Moncef Slaoui, the chief scientific adviser to the U.S.’s Operation Warp Speed vaccine development and distribution effort, said Wednesday that he anticipates J&J’s one-shot vaccine will show 80% to 85% effectiveness against COVID-19. J&J and its government partners can’t see the data for the time being, a standard measure to prevent bias.

Experts have said that a single-shot vaccine offers advantages: ease of distribution and administration. Vaccines from Moderna, AstraZeneca Plc, and the Pfizer-BioNTech partnership all require two shots, which means repeat shipping and clinic visits. While Moderna and Pfizer-BioNTech’s shots must be frozen, J&J’s shot can be stored at refrigerator temperatures for three months.

“A single dose is going to be so much more effective in the world,” Stoffels said. “We are very confident that it works,” but another trial J&J is conducting of its vaccine plus a booster shot “will give us a backup.”

The study released Wednesday also found that a second dose of J&J’s shot, administered two months later, led to a three-fold increase in neutralizing antibodies. Stoffels said that’s positive news, as the drugmaker is still evaluating how long immunity from the single-shot will last, and whether higher antibody levels will be needed to combat new strains of the virus.

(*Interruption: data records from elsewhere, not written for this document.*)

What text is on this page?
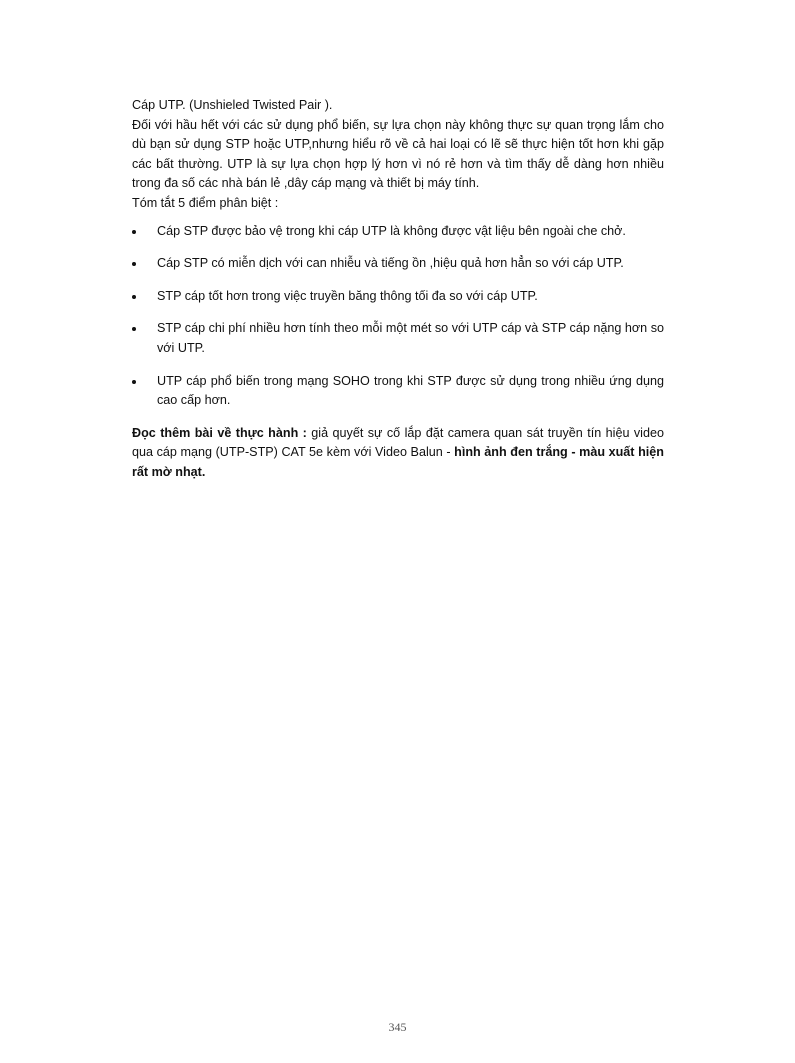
Cáp UTP. (Unshieled Twisted Pair ).

Đối với hầu hết với các sử dụng phổ biến, sự lựa chọn này không thực sự quan trọng lắm cho dù bạn sử dụng STP hoặc UTP,nhưng hiểu rõ về cả hai loại có lẽ sẽ thực hiện tốt hơn khi gặp các bất thường. UTP là sự lựa chọn hợp lý hơn vì nó rẻ hơn và tìm thấy dễ dàng hơn nhiều trong đa số các nhà bán lẻ ,dây cáp mạng và thiết bị máy tính.

Tóm tắt 5 điểm phân biệt :

Cáp STP được bảo vệ trong khi cáp UTP là không được vật liệu bên ngoài che chở.
Cáp STP có miễn dịch với can nhiễu và tiếng ồn ,hiệu quả hơn hẳn so với cáp UTP.
STP cáp tốt hơn trong việc truyền băng thông tối đa so với cáp UTP.
STP cáp chi phí nhiều hơn tính theo mỗi một mét so với UTP cáp và STP cáp nặng hơn so với UTP.
UTP cáp phổ biến trong mạng SOHO trong khi STP được sử dụng trong nhiều ứng dụng cao cấp hơn.

Đọc thêm bài về thực hành : giả quyết sự cố lắp đặt camera quan sát truyền tín hiệu video qua cáp mạng (UTP-STP) CAT 5e kèm với Video Balun - hình ảnh đen trắng - màu xuất hiện rất mờ nhạt.

345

J&J kicked off the separate late-stage study of its two-dose vaccine regimen in November. Stoffels said the company is likely to finish enrolling the 30,000 participants before the end of first quarter, likely in March or April, and expects a data readout come summer.

J&J’s vaccine candidate is made from a cold virus, called an adenovirus, that’s modified to make copies of the coronavirus’ spike protein, which the pathogen uses to enter cells.

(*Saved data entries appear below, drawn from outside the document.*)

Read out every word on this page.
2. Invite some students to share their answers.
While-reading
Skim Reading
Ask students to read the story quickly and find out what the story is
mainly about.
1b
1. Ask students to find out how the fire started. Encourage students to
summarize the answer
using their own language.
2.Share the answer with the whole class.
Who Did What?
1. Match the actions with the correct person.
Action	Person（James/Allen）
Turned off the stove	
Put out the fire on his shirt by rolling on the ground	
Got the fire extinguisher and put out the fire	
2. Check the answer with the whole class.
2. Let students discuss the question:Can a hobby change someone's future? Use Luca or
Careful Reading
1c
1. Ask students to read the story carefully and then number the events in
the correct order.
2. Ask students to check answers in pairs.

Though the altered virus can’t replicate in humans, it induces an immune response that prepares the body for an actual COVID-19 infection. It was first developed with researchers at Harvard University who have spent years working on the adenovirus platform, which is also used in J&J’s Ebola vaccine, as well as its Zika, RSV, and HIV investigational vaccine candidates.

The NEJM report showed the vaccine was well-tolerated across the study participants. There was no difference in the immune response in younger participants and the elderly, which is important given older populations are most vulnerable to the disease. The most frequent side effects were fever, fatigue, headache, muscle pain and injection-site pain.